A concept of gender — that masculinity and femininity are not inextricably linked to being male or female — came later. In the middle of the 20th century, sexologists and psychologists working with people known then as hermaphrodites and transsexuals coined the term “gender identity.” It largely stayed in that niche medical and psychological context until this century, when the idea of man and woman as social, not biological, categories that anyone could identify with became more popular.

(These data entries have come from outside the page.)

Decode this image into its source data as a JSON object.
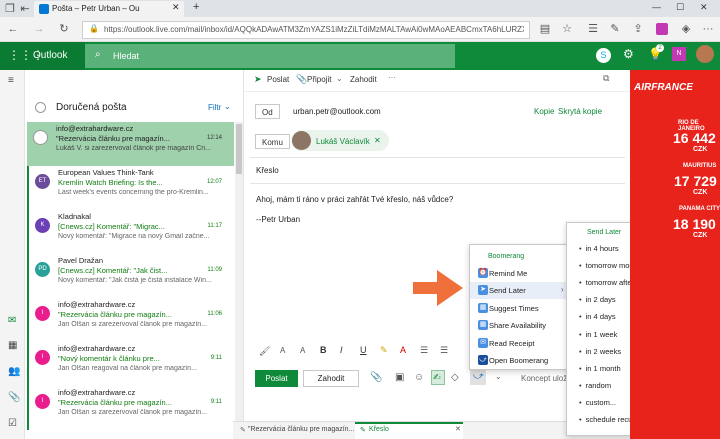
{
  "browser": {
    "tab_title": "Pošta – Petr Urban – Ou",
    "url": "https://outlook.live.com/mail/inbox/id/AQQkADAwATM3ZmYAZS1iMzZiLTdiMzMALTAwAi0wMAoAEABCmxTA6hLURZXV%2Fm813BI"
  },
  "outlook": {
    "brand": "Outlook",
    "search_placeholder": "Hledat",
    "badge_count": "2"
  },
  "toolbar": {
    "send": "Poslat",
    "attach": "Připojit",
    "discard": "Zahodit",
    "more": "···"
  },
  "inbox": {
    "title": "Doručená pošta",
    "filter": "Filtr"
  },
  "messages": [
    {
      "initials": "",
      "color": "#e91e8c",
      "from": "info@extrahardware.cz",
      "subject": "\"Rezervácia článku pre magazín...",
      "time": "12:14",
      "preview": "Lukáš V. si zarezervoval článok pre magazín Cn..."
    },
    {
      "initials": "ET",
      "color": "#6b4c9a",
      "from": "European Values Think-Tank",
      "subject": "Kremlin Watch Briefing: Is the...",
      "time": "12:07",
      "preview": "Last week's events concerning the pro-Kremlin..."
    },
    {
      "initials": "K",
      "color": "#6b3fb5",
      "from": "Kladnakal",
      "subject": "[Cnews.cz] Komentář: \"Migrac...",
      "time": "11:17",
      "preview": "Nový komentář: \"Migrace na nový Gmail začne..."
    },
    {
      "initials": "PD",
      "color": "#2aa198",
      "from": "Pavel Dražan",
      "subject": "[Cnews.cz] Komentář: \"Jak čist...",
      "time": "11:09",
      "preview": "Nový komentář: \"Jak čistá je čistá instalace Win..."
    },
    {
      "initials": "I",
      "color": "#e91e8c",
      "from": "info@extrahardware.cz",
      "subject": "\"Rezervácia článku pre magazín...",
      "time": "11:06",
      "preview": "Jan Olšan si zarezervoval článok pre magazín..."
    },
    {
      "initials": "I",
      "color": "#e91e8c",
      "from": "info@extrahardware.cz",
      "subject": "\"Nový komentár k článku pre...",
      "time": "9:11",
      "preview": "Jan Olšan reagoval na článok pre magazín..."
    },
    {
      "initials": "I",
      "color": "#e91e8c",
      "from": "info@extrahardware.cz",
      "subject": "\"Rezervácia článku pre magazín...",
      "time": "9:11",
      "preview": "Jan Olšan si zarezervoval článok pre magazín..."
    }
  ],
  "compose": {
    "from_label": "Od",
    "from_value": "urban.petr@outlook.com",
    "copy": "Kopie",
    "bcc": "Skrytá kopie",
    "to_label": "Komu",
    "to_value": "Lukáš Václavík",
    "subject": "Křeslo",
    "body_line1": "Ahoj, mám ti ráno v práci zahřát Tvé křeslo, náš vůdce?",
    "body_line2": "--Petr Urban",
    "send": "Poslat",
    "discard": "Zahodit",
    "draft": "Koncept ulož"
  },
  "boomerang_menu": {
    "title": "Boomerang",
    "items": [
      "Remind Me",
      "Send Later",
      "Suggest Times",
      "Share Availability",
      "Read Receipt",
      "Open Boomerang"
    ]
  },
  "send_later": {
    "title": "Send Later",
    "items": [
      "in 4 hours",
      "tomorrow morning",
      "tomorrow afternoon",
      "in 2 days",
      "in 4 days",
      "in 1 week",
      "in 2 weeks",
      "in 1 month",
      "random",
      "custom...",
      "schedule recurring message"
    ]
  },
  "bottom_tabs": {
    "tab1": "\"Rezervácia článku pre magazín...",
    "tab2": "Křeslo"
  },
  "ad": {
    "brand": "AIRFRANCE",
    "dest1": "RIO DE JANEIRO",
    "price1": "16 442",
    "dest2": "MAURITIUS",
    "price2": "17 729",
    "dest3": "PANAMA CITY",
    "price3": "18 190",
    "currency": "CZK"
  },
  "colors": {
    "outlook_green": "#0f893a",
    "ad_red": "#e8231c",
    "arrow_orange": "#f0703c"
  }
}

Assuming that people in the past lived as the opposite sex because of gender identity ignores historical roles and norms and laws that created confining sex-based scripts. Barry, for instance, born Margaret Ann Bulkley, could not have been a doctor if he had lived as a woman, let alone risen to become the British Army’s second highest medical officer.

Did Barry’s instructions to keep his natal sex a secret stem from his male gender identity (a concept not yet articulated), or did he have other reasons to take his secret to the grave? Was he a trans man living his truth or an oppressed woman without the option to live hers?

Would Forbes-Sempill have claimed they/them pronouns, and would that have allowed him to hold onto his property and title, and marry the woman he loved, as only men could do in Scotland? Was Mulan a liberated trans man or a woman who couldn’t otherwise fight in wars because of regressive ideas about females? Would Anybodys have transitioned had that option been available, or would she not have needed to if the boys had accepted her as a gender nonconforming girl or if her character had been written in the tomboy-appreciative 1970s?

Are we righting history, or rewriting it?

Tomboy, sexist though the word may be, once conferred a freedom upon girls to explore the blue side of the pink/blue divide and push the boundaries of acceptable behavior and appearance. But that freedom usually evaporated at puberty. Its offerings were limited and temporary.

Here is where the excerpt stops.